Source Journal of Cystic Fibrosis (2019). - ISSN 1569-1993
DOI https://doi.org/10.1016/j.jcf.2019.05.018
Department(s) Nutrition and Disease
Publication type Refereed Article in a scientific journal
Publication year 2019
Keyword(s) Anthropometry - Body composition - Cystic fibrosis - FEV1%pred - Non-fasting - Single frequency bioelectrical impedance analysis
Abstract

Background: Nutritional status affects pulmonary function in cystic fibrosis (CF) patients and can be monitored by using bioelectrical impedance analysis (BIA). BIA measurements are commonly performed in the fasting state, which is burdensome for patients. We investigated whether fasting is necessary for clinical practice and research. Methods: Fat free mass (FFM) and fat mass (FM) were determined in adult CF patients (n = 84) by whole body single frequency BIA (Bodystat 500) in a fasting and non-fasting state. Fasting and non-fasting BIA outcomes were compared with Bland-Altman plots.
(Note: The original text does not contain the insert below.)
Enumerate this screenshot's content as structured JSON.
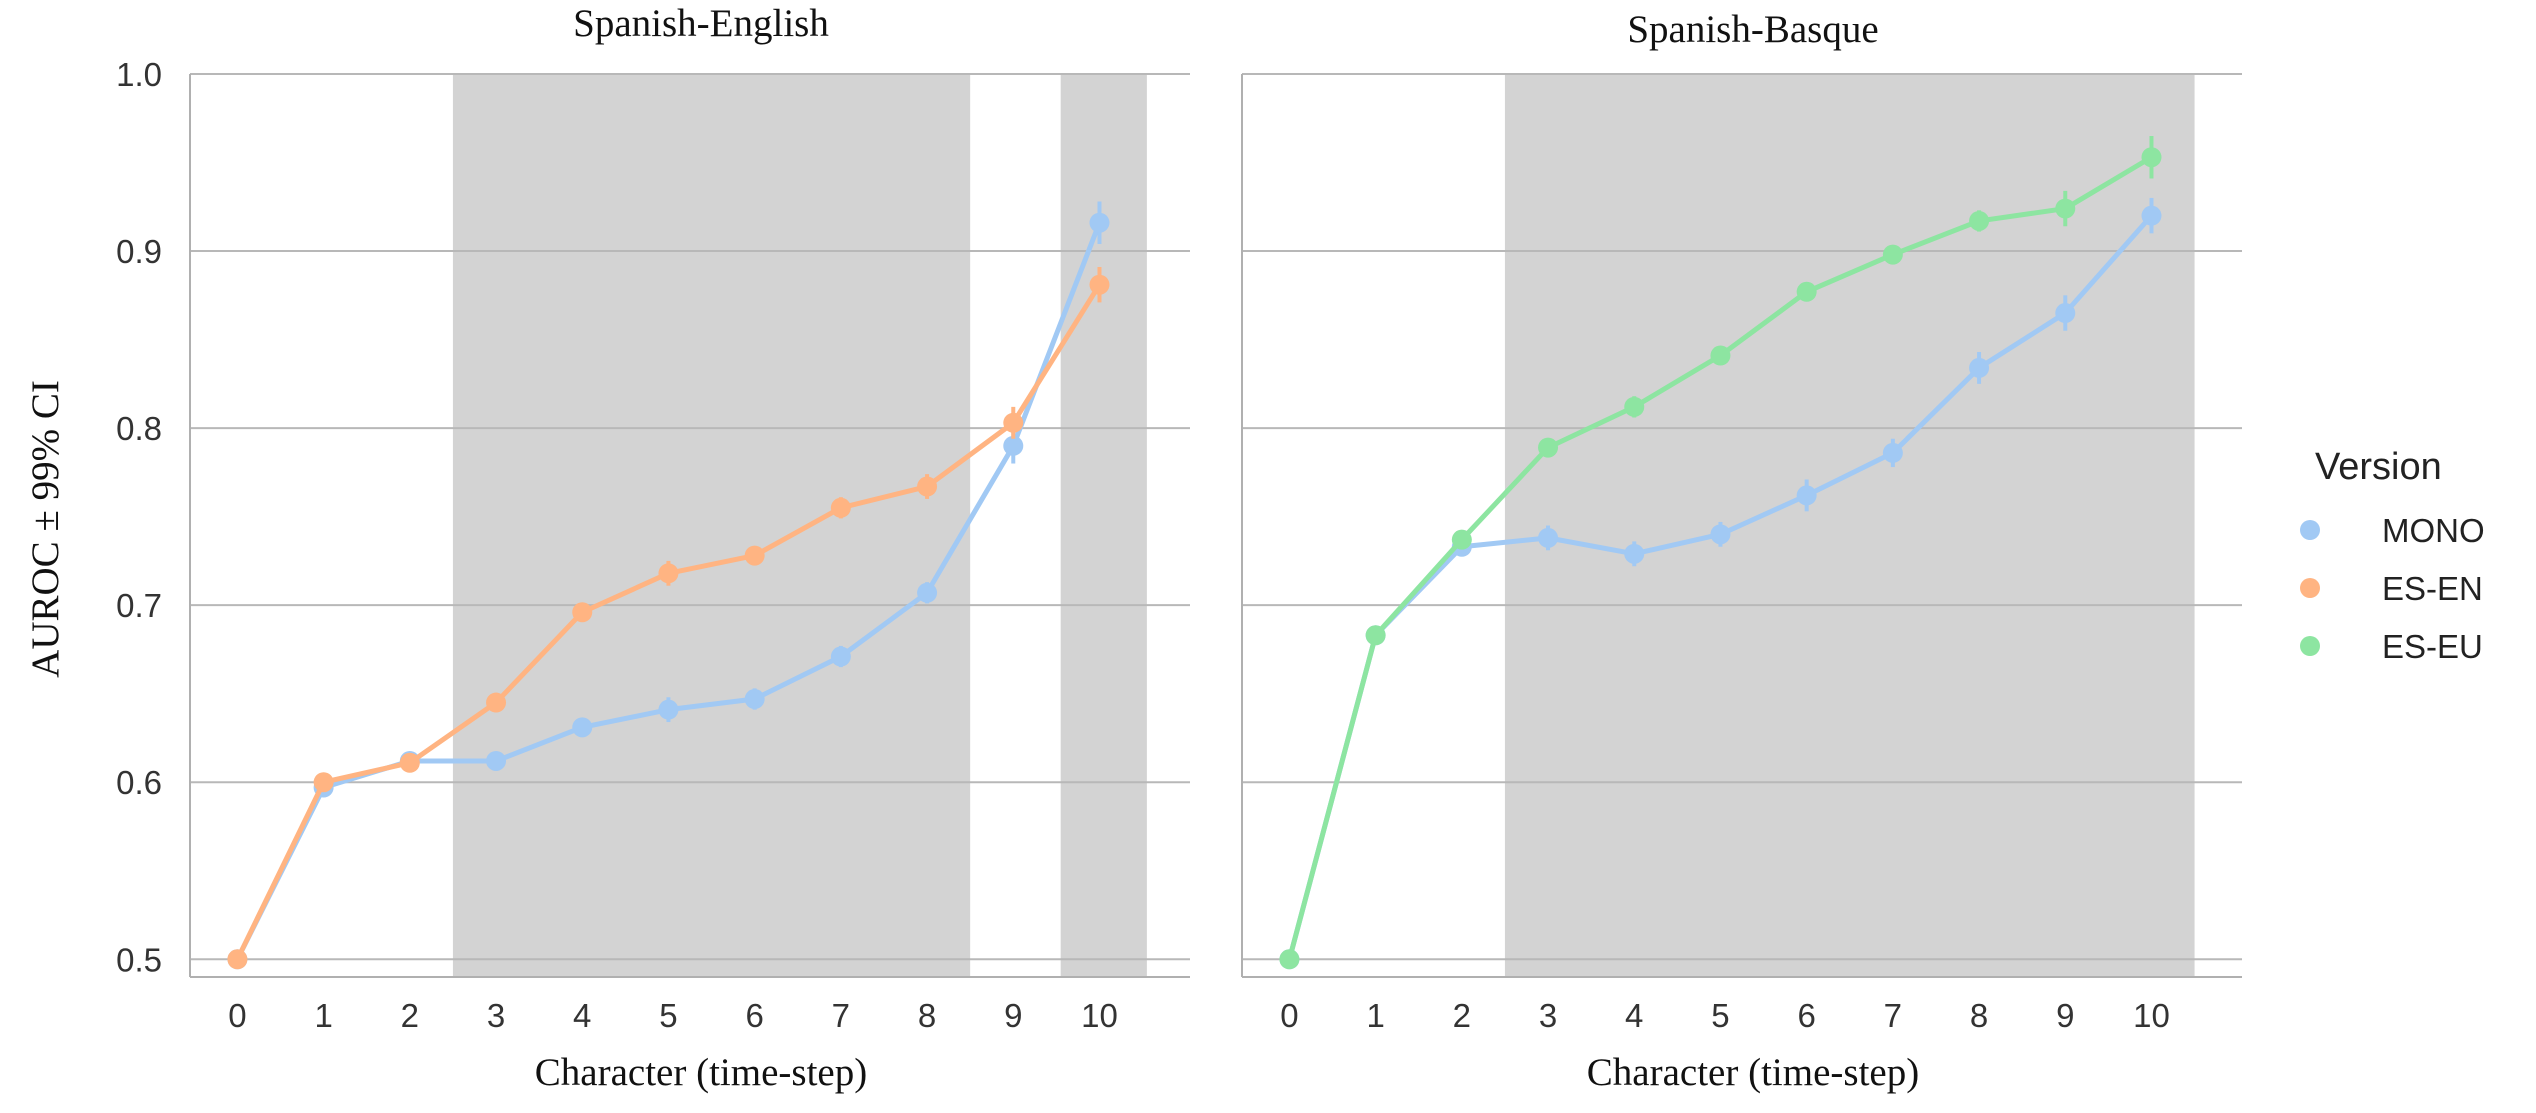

Pulmonary function was expressed as Forced Expiratory Volume at 1 s percentage predicted (FEV1%pred). Comparability of the associations between fasting and non-fasting body composition measurements with FEV1%pred was assessed by multiple linear regression. Results: Fasting FFM, its index (FFMI), and phase angle were significantly lower than non-fasting estimates (−0.23 kg, p = 0.006, −0.07 kg/m2, p = 0.002, −0.10°, p = 0.000, respectively). Fasting FM and its index (FMI) were significantly higher than non-fasting estimates (0.22 kg, p = 0.008) 0.32%, p = 0.005, and 0.07 kg/m2, (p = 0.005). Differences between fasting and non-fasting FFM and FM were <1 kg in 86% of the patients. FFMI percentile estimates remained similar in 83% of the patients when measured after nutritional intake. Fasting and non-fasting FFMI showed similar associations with FEV1%pred (β: 4.3%, 95% CL: 0.98, 7.70 and β: 4.6%, 95% CI: 1.22, 8.00, respectively). Conclusion: Differences between fasting and non-fasting FFM and FM were not clinically relevant, and associations with pulmonary function remained similar. Therefore, BIA measurements can be performed in a non-fasting state.